GOAL: Solve inverse problem using Standard Diffusion and Monte Carlo Models.
I. Impact of Optical Properties on Spatially-Resolved Reflectance
- On the "Inverse" Panel select: (a) Forward Model Engine: Scaled Monte Carlo (g=0.8), Inverse Model Engine: Standard Diffusion (Analytic - Point Source) and (c) Solution Domain: Steady State(R(ρ)).
- Select start and stop locations to 0.5 and 9.5 mm, respectively with 10 points (every 1 mm).
- Set Optimization Parameters to: μa and μ's.
- Simulate measured data: set Forward Simulation Optical Properties to: μa = 1 mm-1, μ's = 1 mm-1, g = 0.8 and n = 1.4 and 2% noise.
- Plot Measured Data and make sure "Hold On" is checked.
- Set Initial Guess Optical Properties to: μa = 0.05 mm-1, μ's = 1.5 mm-1, g = 0.8 and n = 1.4.
- Plot Initial Guess.
- Press "Run Inverse Solver".
- To what optical property values did the inverse solver converge? (Scroll to the bottom of the page to see the output).
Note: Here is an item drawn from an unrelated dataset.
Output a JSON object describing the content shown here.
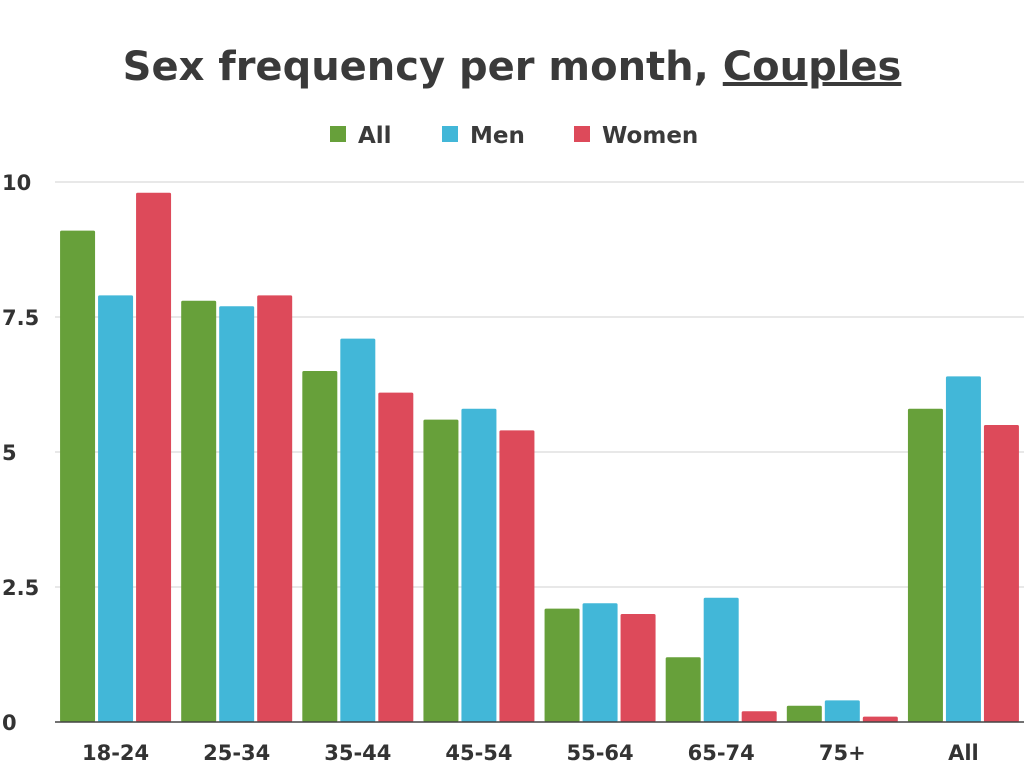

- Why are the converged values not exactly the forward simulation optical properties?
- Perform the same analysis with 0% noise added to the simulated measured data. How accurate are the converged properties now?
II. Change Inverse Model Engine
- Perform the same analysis changing the Inverse Model Engine to Monte Carlo.
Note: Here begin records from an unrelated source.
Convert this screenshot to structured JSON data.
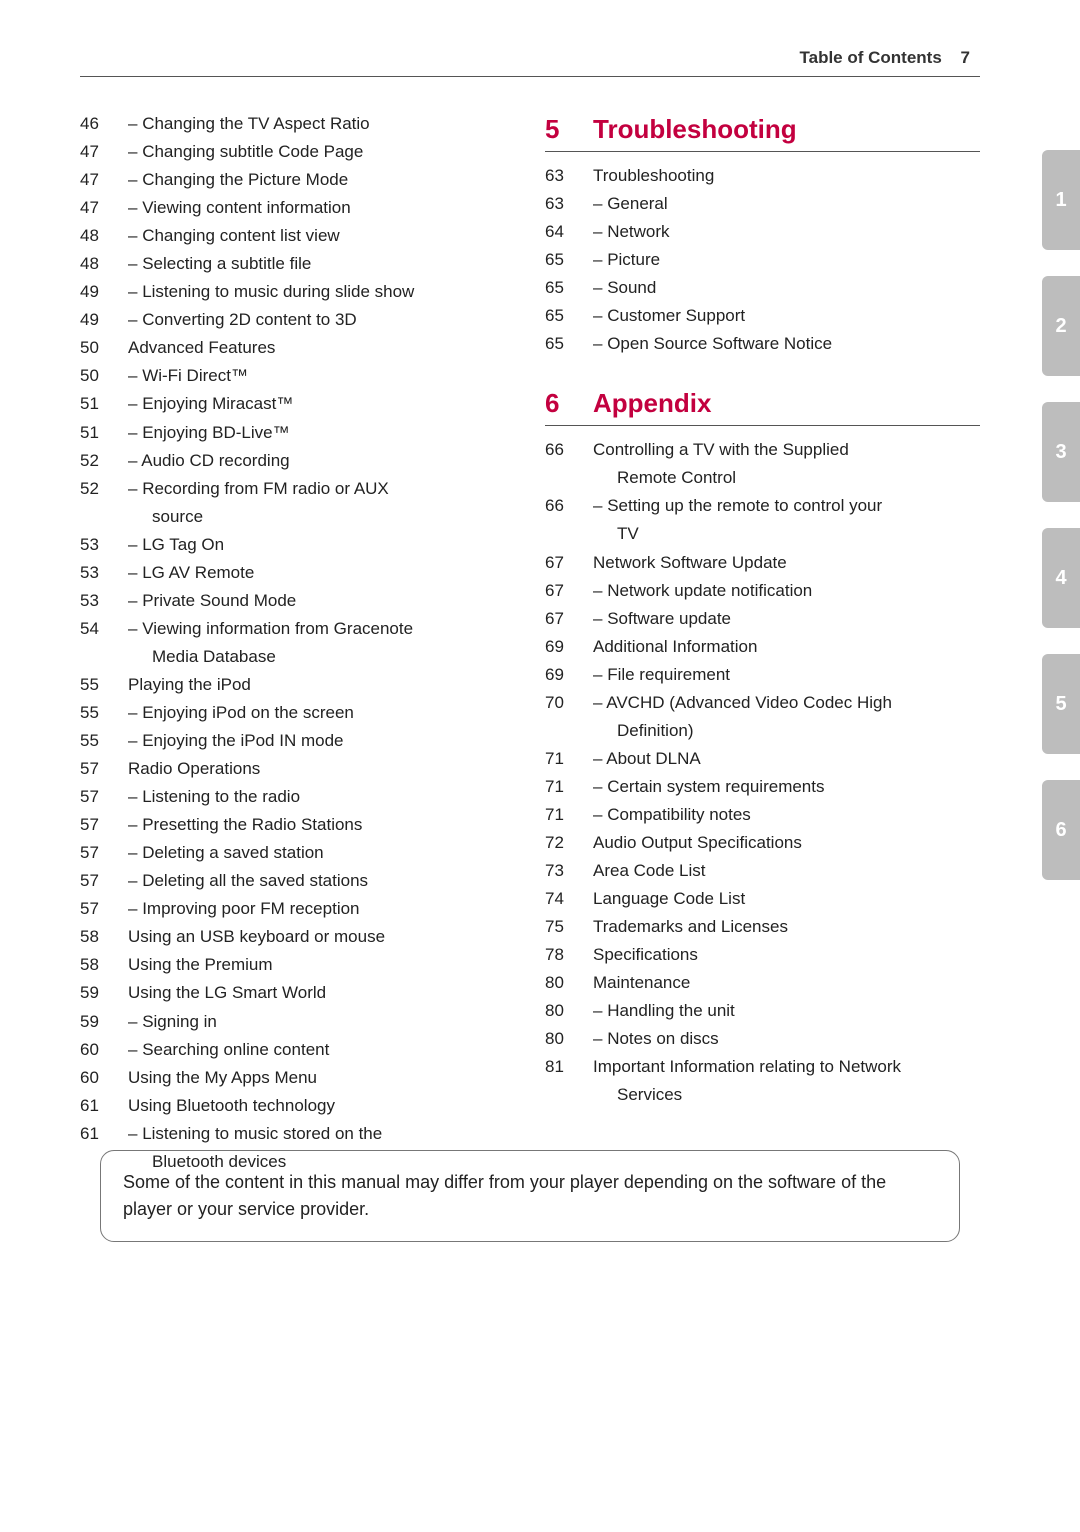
{
  "header": {
    "title": "Table of Contents",
    "page": "7"
  },
  "tabs": [
    "1",
    "2",
    "3",
    "4",
    "5",
    "6"
  ],
  "note": "Some of the content in this manual may differ from your player depending on the software of the player or your service provider.",
  "left_items": [
    {
      "p": "46",
      "t": "Changing the TV Aspect Ratio",
      "sub": true
    },
    {
      "p": "47",
      "t": "Changing subtitle Code Page",
      "sub": true
    },
    {
      "p": "47",
      "t": "Changing the Picture Mode",
      "sub": true
    },
    {
      "p": "47",
      "t": "Viewing content information",
      "sub": true
    },
    {
      "p": "48",
      "t": "Changing content list view",
      "sub": true
    },
    {
      "p": "48",
      "t": "Selecting a subtitle file",
      "sub": true
    },
    {
      "p": "49",
      "t": "Listening to music during slide show",
      "sub": true
    },
    {
      "p": "49",
      "t": "Converting 2D content to 3D",
      "sub": true
    },
    {
      "p": "50",
      "t": "Advanced Features",
      "sub": false
    },
    {
      "p": "50",
      "t": "Wi-Fi Direct™",
      "sub": true
    },
    {
      "p": "51",
      "t": "Enjoying Miracast™",
      "sub": true
    },
    {
      "p": "51",
      "t": "Enjoying BD-Live™",
      "sub": true
    },
    {
      "p": "52",
      "t": "Audio CD recording",
      "sub": true
    },
    {
      "p": "52",
      "t": "Recording from FM radio or AUX source",
      "sub": true,
      "wrap": "source"
    },
    {
      "p": "53",
      "t": "LG Tag On",
      "sub": true
    },
    {
      "p": "53",
      "t": "LG AV Remote",
      "sub": true
    },
    {
      "p": "53",
      "t": "Private Sound Mode",
      "sub": true
    },
    {
      "p": "54",
      "t": "Viewing information from Gracenote Media Database",
      "sub": true,
      "wrap": "Media Database"
    },
    {
      "p": "55",
      "t": "Playing the iPod",
      "sub": false
    },
    {
      "p": "55",
      "t": "Enjoying iPod on the screen",
      "sub": true
    },
    {
      "p": "55",
      "t": "Enjoying the iPod IN mode",
      "sub": true
    },
    {
      "p": "57",
      "t": "Radio Operations",
      "sub": false
    },
    {
      "p": "57",
      "t": "Listening to the radio",
      "sub": true
    },
    {
      "p": "57",
      "t": "Presetting the Radio Stations",
      "sub": true
    },
    {
      "p": "57",
      "t": "Deleting a saved station",
      "sub": true
    },
    {
      "p": "57",
      "t": "Deleting all the saved stations",
      "sub": true
    },
    {
      "p": "57",
      "t": "Improving poor FM reception",
      "sub": true
    },
    {
      "p": "58",
      "t": "Using an USB keyboard or mouse",
      "sub": false
    },
    {
      "p": "58",
      "t": "Using the Premium",
      "sub": false
    },
    {
      "p": "59",
      "t": "Using the LG Smart World",
      "sub": false
    },
    {
      "p": "59",
      "t": "Signing in",
      "sub": true
    },
    {
      "p": "60",
      "t": "Searching online content",
      "sub": true
    },
    {
      "p": "60",
      "t": "Using the My Apps Menu",
      "sub": false
    },
    {
      "p": "61",
      "t": "Using Bluetooth technology",
      "sub": false
    },
    {
      "p": "61",
      "t": "Listening to music stored on the Bluetooth devices",
      "sub": true,
      "wrap": "Bluetooth devices"
    }
  ],
  "sections": [
    {
      "num": "5",
      "title": "Troubleshooting",
      "items": [
        {
          "p": "63",
          "t": "Troubleshooting",
          "sub": false
        },
        {
          "p": "63",
          "t": "General",
          "sub": true
        },
        {
          "p": "64",
          "t": "Network",
          "sub": true
        },
        {
          "p": "65",
          "t": "Picture",
          "sub": true
        },
        {
          "p": "65",
          "t": "Sound",
          "sub": true
        },
        {
          "p": "65",
          "t": "Customer Support",
          "sub": true
        },
        {
          "p": "65",
          "t": "Open Source Software Notice",
          "sub": true
        }
      ]
    },
    {
      "num": "6",
      "title": "Appendix",
      "items": [
        {
          "p": "66",
          "t": "Controlling a TV with the Supplied Remote Control",
          "sub": false,
          "wrap": "Remote Control"
        },
        {
          "p": "66",
          "t": "Setting up the remote to control your TV",
          "sub": true,
          "wrap": "TV"
        },
        {
          "p": "67",
          "t": "Network Software Update",
          "sub": false
        },
        {
          "p": "67",
          "t": "Network update notification",
          "sub": true
        },
        {
          "p": "67",
          "t": "Software update",
          "sub": true
        },
        {
          "p": "69",
          "t": "Additional Information",
          "sub": false
        },
        {
          "p": "69",
          "t": "File requirement",
          "sub": true
        },
        {
          "p": "70",
          "t": "AVCHD (Advanced Video Codec High Definition)",
          "sub": true,
          "wrap": "Definition)"
        },
        {
          "p": "71",
          "t": "About DLNA",
          "sub": true
        },
        {
          "p": "71",
          "t": "Certain system requirements",
          "sub": true
        },
        {
          "p": "71",
          "t": "Compatibility notes",
          "sub": true
        },
        {
          "p": "72",
          "t": "Audio Output Specifications",
          "sub": false
        },
        {
          "p": "73",
          "t": "Area Code List",
          "sub": false
        },
        {
          "p": "74",
          "t": "Language Code List",
          "sub": false
        },
        {
          "p": "75",
          "t": "Trademarks and Licenses",
          "sub": false
        },
        {
          "p": "78",
          "t": "Specifications",
          "sub": false
        },
        {
          "p": "80",
          "t": "Maintenance",
          "sub": false
        },
        {
          "p": "80",
          "t": "Handling the unit",
          "sub": true
        },
        {
          "p": "80",
          "t": "Notes on discs",
          "sub": true
        },
        {
          "p": "81",
          "t": "Important Information relating to Network Services",
          "sub": false,
          "wrap": "Services"
        }
      ]
    }
  ]
}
- Which Model Engine produced the more accurate converged values?
III. Change number of detectors
- Repeat II using only 2 detectors. Can you strategically place the two detectors to obtain the same accuracy in the converged values as you obtained with 10 detectors?
- Use the analysis plots of ∂R/∂μa and ∂R/∂μ's to help guide their placement.